Avoiding Fingerprinting by Changing Your Socks

By AdStation | November 7th, 2013 | Categories: Email Marketing
change

How often do you change your socks? How often do you wash your jeans? What does this have to do with email marketing? More than you would think, Grasshopper.

When clothes get old and stinky – it’s time to change or wash them! The same holds true for email campaigns. Understanding when email creatives become worn or stale and correctly reacting to the condition is the basis for AdStation’s success with email advertising.

Spam filters look at a long list of criteria to decide whether to junk your email. And oftentimes, even innocent email marketers who send only permission-based emails to people who opted in, like the spare change in your dryer, get caught in the filters. Is it fair? Of course not. But understanding why spam filters do what they do, and how to avoid them, enables intelligent mailers to avoid being taken to the cleaners.

One of the key ways to avoid this filtering is “change.” Change your fingerprint: layout, html, subject lines, and body copy. The longer your email campaign runs, the more likely it is to get a bad fingerprint. Too many campaigns with bad fingerprints will get your reputation tarnished and get you blocked even further – even on your very best campaigns.

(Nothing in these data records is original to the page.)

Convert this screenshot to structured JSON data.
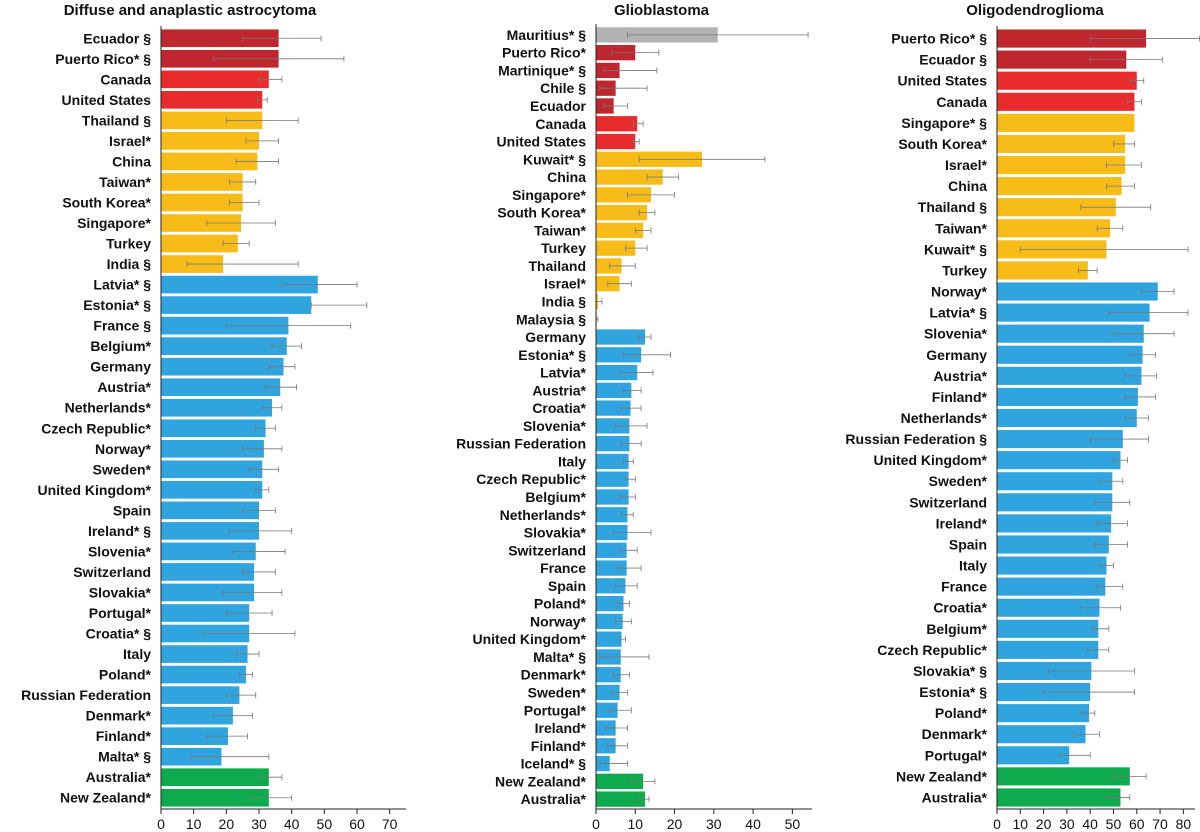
{
  "chart_data": [
    {
      "type": "bar",
      "orientation": "horizontal",
      "title": "Diffuse and anaplastic astrocytoma",
      "xlim": [
        0,
        75
      ],
      "xticks": [
        0,
        10,
        20,
        30,
        40,
        50,
        60,
        70
      ],
      "categories": [
        "Ecuador  §",
        "Puerto Rico* §",
        "Canada",
        "United States",
        "Thailand  §",
        "Israel*",
        "China",
        "Taiwan*",
        "South Korea*",
        "Singapore*",
        "Turkey",
        "India  §",
        "Latvia* §",
        "Estonia* §",
        "France  §",
        "Belgium*",
        "Germany",
        "Austria*",
        "Netherlands*",
        "Czech Republic*",
        "Norway*",
        "Sweden*",
        "United Kingdom*",
        "Spain",
        "Ireland* §",
        "Slovenia*",
        "Switzerland",
        "Slovakia*",
        "Portugal*",
        "Croatia* §",
        "Italy",
        "Poland*",
        "Russian Federation",
        "Denmark*",
        "Finland*",
        "Malta* §",
        "Australia*",
        "New Zealand*"
      ],
      "values": [
        36,
        36,
        33,
        31,
        31,
        30,
        29.5,
        25,
        25,
        24.5,
        23.5,
        19,
        48,
        46,
        39,
        38.5,
        37.5,
        36.5,
        34,
        32,
        31.5,
        31,
        31,
        30,
        30,
        29,
        28.5,
        28.5,
        27,
        27,
        26.5,
        26,
        24,
        22,
        20.5,
        18.5,
        33,
        33
      ],
      "ci_low": [
        25,
        16,
        30,
        29.5,
        20,
        26,
        23,
        21,
        21,
        14,
        19,
        8,
        37,
        46,
        20,
        34,
        33,
        32,
        31,
        29,
        25,
        27,
        29,
        25,
        21,
        22,
        25,
        19,
        20,
        13,
        23,
        24,
        20,
        16,
        14,
        9,
        30,
        28
      ],
      "ci_high": [
        49,
        56,
        37,
        32.5,
        42,
        36,
        36,
        29,
        30,
        35,
        27,
        42,
        60,
        63,
        58,
        43,
        41,
        41.5,
        37,
        35,
        37,
        36,
        33,
        35,
        40,
        38,
        35,
        37,
        34,
        41,
        30,
        28,
        29,
        28,
        26.5,
        33,
        37,
        40
      ],
      "colors": [
        "#c0262d",
        "#c0262d",
        "#e82b2b",
        "#e82b2b",
        "#f8bc19",
        "#f8bc19",
        "#f8bc19",
        "#f8bc19",
        "#f8bc19",
        "#f8bc19",
        "#f8bc19",
        "#f8bc19",
        "#2fa4de",
        "#2fa4de",
        "#2fa4de",
        "#2fa4de",
        "#2fa4de",
        "#2fa4de",
        "#2fa4de",
        "#2fa4de",
        "#2fa4de",
        "#2fa4de",
        "#2fa4de",
        "#2fa4de",
        "#2fa4de",
        "#2fa4de",
        "#2fa4de",
        "#2fa4de",
        "#2fa4de",
        "#2fa4de",
        "#2fa4de",
        "#2fa4de",
        "#2fa4de",
        "#2fa4de",
        "#2fa4de",
        "#2fa4de",
        "#0eaa4e",
        "#0eaa4e"
      ]
    },
    {
      "type": "bar",
      "orientation": "horizontal",
      "title": "Glioblastoma",
      "xlim": [
        0,
        55
      ],
      "xticks": [
        0,
        10,
        20,
        30,
        40,
        50
      ],
      "categories": [
        "Mauritius* §",
        "Puerto Rico*",
        "Martinique* §",
        "Chile  §",
        "Ecuador",
        "Canada",
        "United States",
        "Kuwait* §",
        "China",
        "Singapore*",
        "South Korea*",
        "Taiwan*",
        "Turkey",
        "Thailand",
        "Israel*",
        "India  §",
        "Malaysia  §",
        "Germany",
        "Estonia* §",
        "Latvia*",
        "Austria*",
        "Croatia*",
        "Slovenia*",
        "Russian Federation",
        "Italy",
        "Czech Republic*",
        "Belgium*",
        "Netherlands*",
        "Slovakia*",
        "Switzerland",
        "France",
        "Spain",
        "Poland*",
        "Norway*",
        "United Kingdom*",
        "Malta* §",
        "Denmark*",
        "Sweden*",
        "Portugal*",
        "Ireland*",
        "Finland*",
        "Iceland* §",
        "New Zealand*",
        "Australia*"
      ],
      "values": [
        31,
        10,
        6,
        5,
        4.5,
        10.5,
        10,
        27,
        17,
        14,
        13,
        12,
        10,
        6.5,
        6,
        0.5,
        0.2,
        12.5,
        11.5,
        10.5,
        9,
        8.8,
        8.5,
        8.5,
        8.3,
        8.3,
        8.3,
        8,
        8,
        7.8,
        7.8,
        7.5,
        7,
        6.8,
        6.5,
        6.3,
        6.3,
        6,
        5.5,
        5,
        5,
        3.5,
        12,
        12.5
      ],
      "ci_low": [
        8,
        4,
        2,
        1,
        2,
        9.5,
        9.5,
        11,
        13,
        8,
        11,
        10,
        7.5,
        3.5,
        3,
        0,
        0,
        11,
        7,
        6,
        7,
        6.5,
        5,
        6.5,
        7,
        7.5,
        6,
        6.5,
        4.5,
        6,
        5.5,
        5,
        5.5,
        5,
        6,
        1,
        4.5,
        4,
        3.5,
        2.5,
        3,
        1,
        9,
        11
      ],
      "ci_high": [
        54,
        16,
        15.5,
        13,
        8,
        12,
        11,
        43,
        21,
        20,
        15,
        14,
        13,
        10,
        9,
        1.5,
        0.5,
        14,
        19,
        14.5,
        11.5,
        11.5,
        13,
        11.5,
        9.5,
        10,
        10,
        9.5,
        14,
        10.5,
        11.5,
        10.5,
        8.5,
        9,
        7.5,
        13.5,
        8.5,
        8,
        9,
        8,
        8,
        8,
        15,
        13.5
      ],
      "colors": [
        "#b2b2b2",
        "#c0262d",
        "#c0262d",
        "#c0262d",
        "#c0262d",
        "#e82b2b",
        "#e82b2b",
        "#f8bc19",
        "#f8bc19",
        "#f8bc19",
        "#f8bc19",
        "#f8bc19",
        "#f8bc19",
        "#f8bc19",
        "#f8bc19",
        "#f8bc19",
        "#f8bc19",
        "#2fa4de",
        "#2fa4de",
        "#2fa4de",
        "#2fa4de",
        "#2fa4de",
        "#2fa4de",
        "#2fa4de",
        "#2fa4de",
        "#2fa4de",
        "#2fa4de",
        "#2fa4de",
        "#2fa4de",
        "#2fa4de",
        "#2fa4de",
        "#2fa4de",
        "#2fa4de",
        "#2fa4de",
        "#2fa4de",
        "#2fa4de",
        "#2fa4de",
        "#2fa4de",
        "#2fa4de",
        "#2fa4de",
        "#2fa4de",
        "#2fa4de",
        "#0eaa4e",
        "#0eaa4e"
      ]
    },
    {
      "type": "bar",
      "orientation": "horizontal",
      "title": "Oligodendroglioma",
      "xlim": [
        0,
        85
      ],
      "xticks": [
        0,
        10,
        20,
        30,
        40,
        50,
        60,
        70,
        80
      ],
      "categories": [
        "Puerto Rico* §",
        "Ecuador  §",
        "United States",
        "Canada",
        "Singapore* §",
        "South Korea*",
        "Israel*",
        "China",
        "Thailand  §",
        "Taiwan*",
        "Kuwait* §",
        "Turkey",
        "Norway*",
        "Latvia* §",
        "Slovenia*",
        "Germany",
        "Austria*",
        "Finland*",
        "Netherlands*",
        "Russian Federation  §",
        "United Kingdom*",
        "Sweden*",
        "Switzerland",
        "Ireland*",
        "Spain",
        "Italy",
        "France",
        "Croatia*",
        "Belgium*",
        "Czech Republic*",
        "Slovakia* §",
        "Estonia* §",
        "Poland*",
        "Denmark*",
        "Portugal*",
        "New Zealand*",
        "Australia*"
      ],
      "values": [
        64,
        55.5,
        60,
        59,
        59,
        55,
        55,
        53.5,
        51,
        48.5,
        47,
        39,
        69,
        65.5,
        63,
        62.5,
        62,
        60.5,
        60,
        54,
        53,
        49.5,
        49.5,
        49,
        48,
        47,
        46.5,
        44,
        43.5,
        43.5,
        40.5,
        40,
        39.5,
        38,
        31,
        57,
        53
      ],
      "ci_low": [
        40,
        40,
        57,
        56,
        null,
        50,
        47,
        47,
        36,
        43,
        10,
        35,
        62,
        48,
        50,
        57,
        55,
        55,
        55,
        40,
        50,
        44,
        42,
        43,
        42,
        44,
        43,
        36,
        41,
        39,
        22,
        20,
        36,
        33,
        27,
        50,
        47
      ],
      "ci_high": [
        87,
        71,
        63,
        62,
        null,
        59,
        62,
        59,
        66,
        54,
        82,
        43,
        76,
        82,
        76,
        68,
        68.5,
        68,
        65,
        65,
        56,
        54,
        57,
        56,
        56,
        50,
        54,
        53,
        48,
        48,
        59,
        59,
        42,
        44,
        40,
        64,
        57
      ],
      "colors": [
        "#c0262d",
        "#c0262d",
        "#e82b2b",
        "#e82b2b",
        "#f8bc19",
        "#f8bc19",
        "#f8bc19",
        "#f8bc19",
        "#f8bc19",
        "#f8bc19",
        "#f8bc19",
        "#f8bc19",
        "#2fa4de",
        "#2fa4de",
        "#2fa4de",
        "#2fa4de",
        "#2fa4de",
        "#2fa4de",
        "#2fa4de",
        "#2fa4de",
        "#2fa4de",
        "#2fa4de",
        "#2fa4de",
        "#2fa4de",
        "#2fa4de",
        "#2fa4de",
        "#2fa4de",
        "#2fa4de",
        "#2fa4de",
        "#2fa4de",
        "#2fa4de",
        "#2fa4de",
        "#2fa4de",
        "#2fa4de",
        "#2fa4de",
        "#0eaa4e",
        "#0eaa4e"
      ]
    }
  ]
}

Many advertisers change out their creative and coding on a random basis, some occasionally, and some never! They just run a campaign into the ground and then plug in a new one. Most advertisers don’t have the resources to change things regularly so they will run campaigns till their inevitable fatigue and failure.

The excellent email marketing team is unique in that the team performance experts that rigorously run A/B and MultiVariate tests through our unique testing framework. These tests are then analyzed by the Data Analytics group and provide results based on confidence levels and statistical significance. This allows the Ad Performance team to quickly see what combinations of fingerprinted items do better or worse, for what time frames, for what categories, and of course – for what demographics.

Having a whole team dedicated to Ad Performance means we change components of your email more often than anyone in the industry – your socks will glow with whiteness, your jeans won’t smell like stale potato chips, and your campaigns will reach the inboxes of the very people you sent them to.

Just don’t forget the fabric softener.